Ook ken ik iemand die vooral geïnteresseerd is in Formule 1-auto’s die nooit een race gereden hebben. Glorieuze mislukkingen, failliete dromen van mensen met grote ambities en een te kleine portemonnee. Ook daarvan zijn er nogal wat, in schuren, autokerkhoven en in sommige gevallen alleen op papier, vergeten in een bureaulade. Het prikkelt de verbeelding, zo merkte ik toen ik las over een Formule 1-auto die 45 jaar na zijn enige Grand Prix weer opdook bij een historisch evenement in Engeland. De maker ervan, een voormalige handvaardigheidsleraar die in de jaren zeventig de dappere sprong naar de Formule 1 had gewaagd, was totaal verrast over de belangstelling voor zijn auto. Hij had niet verwacht dat iemand het zich nog zou herinneren.

Zelf koester ik een meer dan gemiddelde belangstelling voor vergeten coureurs. Af en toe spoor ik er een op, mannen die ooit aan de start van een Grand Prix stonden en daarna weer spoorloos verdwenen. Van de meesten heb je het verhaal kunnen lezen in Formule 1. Maar ze sterven uit, net als de auto’s die nooit raceten en de vergeten circuits die langzaam plaatsmaken voor nieuwbouw. Formule 1 is een eliteclub geworden, zoals de FIA en Liberty Media het graag zien. Het zal wel bij de tijd passen, maar ergens is het toch ook wel jammer.
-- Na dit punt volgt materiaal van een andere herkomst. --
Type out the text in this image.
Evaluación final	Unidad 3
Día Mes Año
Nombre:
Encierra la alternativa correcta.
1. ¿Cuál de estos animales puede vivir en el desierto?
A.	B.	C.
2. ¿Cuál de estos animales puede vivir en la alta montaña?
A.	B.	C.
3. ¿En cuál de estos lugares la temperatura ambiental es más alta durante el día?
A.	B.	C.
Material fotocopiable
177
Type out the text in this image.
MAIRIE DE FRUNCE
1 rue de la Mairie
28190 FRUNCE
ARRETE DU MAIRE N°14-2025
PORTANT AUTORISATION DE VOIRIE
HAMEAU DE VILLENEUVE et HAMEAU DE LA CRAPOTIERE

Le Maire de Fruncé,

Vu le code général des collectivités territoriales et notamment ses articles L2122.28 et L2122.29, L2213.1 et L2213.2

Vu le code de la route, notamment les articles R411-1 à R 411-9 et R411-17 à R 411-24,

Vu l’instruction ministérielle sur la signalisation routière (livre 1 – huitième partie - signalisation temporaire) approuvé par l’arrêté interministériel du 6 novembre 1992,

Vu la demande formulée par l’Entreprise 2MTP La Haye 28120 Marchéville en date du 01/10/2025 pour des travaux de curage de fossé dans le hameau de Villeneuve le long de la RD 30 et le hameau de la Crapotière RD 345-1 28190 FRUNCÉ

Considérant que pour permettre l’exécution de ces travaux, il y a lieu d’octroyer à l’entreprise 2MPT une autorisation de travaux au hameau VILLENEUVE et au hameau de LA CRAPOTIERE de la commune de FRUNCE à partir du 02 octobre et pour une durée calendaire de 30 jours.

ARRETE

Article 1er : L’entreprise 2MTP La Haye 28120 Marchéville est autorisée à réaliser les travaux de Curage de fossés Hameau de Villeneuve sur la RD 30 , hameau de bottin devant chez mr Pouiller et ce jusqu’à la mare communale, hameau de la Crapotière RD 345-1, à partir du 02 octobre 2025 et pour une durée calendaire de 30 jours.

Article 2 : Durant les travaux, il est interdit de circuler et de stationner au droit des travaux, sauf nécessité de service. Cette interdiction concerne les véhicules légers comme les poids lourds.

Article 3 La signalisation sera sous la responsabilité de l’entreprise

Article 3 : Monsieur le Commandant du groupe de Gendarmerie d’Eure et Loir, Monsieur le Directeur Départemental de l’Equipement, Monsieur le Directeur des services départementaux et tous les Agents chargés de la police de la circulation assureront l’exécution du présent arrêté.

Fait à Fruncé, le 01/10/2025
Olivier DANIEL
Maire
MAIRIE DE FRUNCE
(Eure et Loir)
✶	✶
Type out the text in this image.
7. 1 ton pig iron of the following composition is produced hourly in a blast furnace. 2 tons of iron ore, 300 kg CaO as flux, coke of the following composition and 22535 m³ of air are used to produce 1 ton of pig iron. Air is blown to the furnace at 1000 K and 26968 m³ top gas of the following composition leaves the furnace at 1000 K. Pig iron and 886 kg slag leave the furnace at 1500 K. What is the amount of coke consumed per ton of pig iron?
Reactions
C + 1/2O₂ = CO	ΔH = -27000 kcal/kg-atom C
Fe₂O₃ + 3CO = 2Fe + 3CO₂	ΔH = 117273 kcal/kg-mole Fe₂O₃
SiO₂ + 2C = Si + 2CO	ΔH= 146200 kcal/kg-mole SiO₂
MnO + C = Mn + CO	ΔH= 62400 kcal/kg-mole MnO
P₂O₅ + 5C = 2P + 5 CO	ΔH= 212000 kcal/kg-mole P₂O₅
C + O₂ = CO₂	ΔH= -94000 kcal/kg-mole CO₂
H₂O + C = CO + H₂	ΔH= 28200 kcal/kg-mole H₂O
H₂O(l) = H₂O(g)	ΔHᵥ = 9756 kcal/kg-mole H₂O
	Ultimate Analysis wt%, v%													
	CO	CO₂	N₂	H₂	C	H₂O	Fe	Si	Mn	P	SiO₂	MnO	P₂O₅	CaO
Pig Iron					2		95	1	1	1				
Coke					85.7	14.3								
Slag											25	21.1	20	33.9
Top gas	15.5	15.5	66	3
Tot die tijd blijf ik hopen dat er af en toe nog een mislukte Formule 1-auto onder het stof vandaan komt, of dat er ergens een oud opaatje op google zijn eigen naam intikt om zijn kleinkinderen te laten zien dat hij ooit, lang geleden, heel eventjes Formule 1-coureur was, en dan leest dat er naar hem gezocht wordt.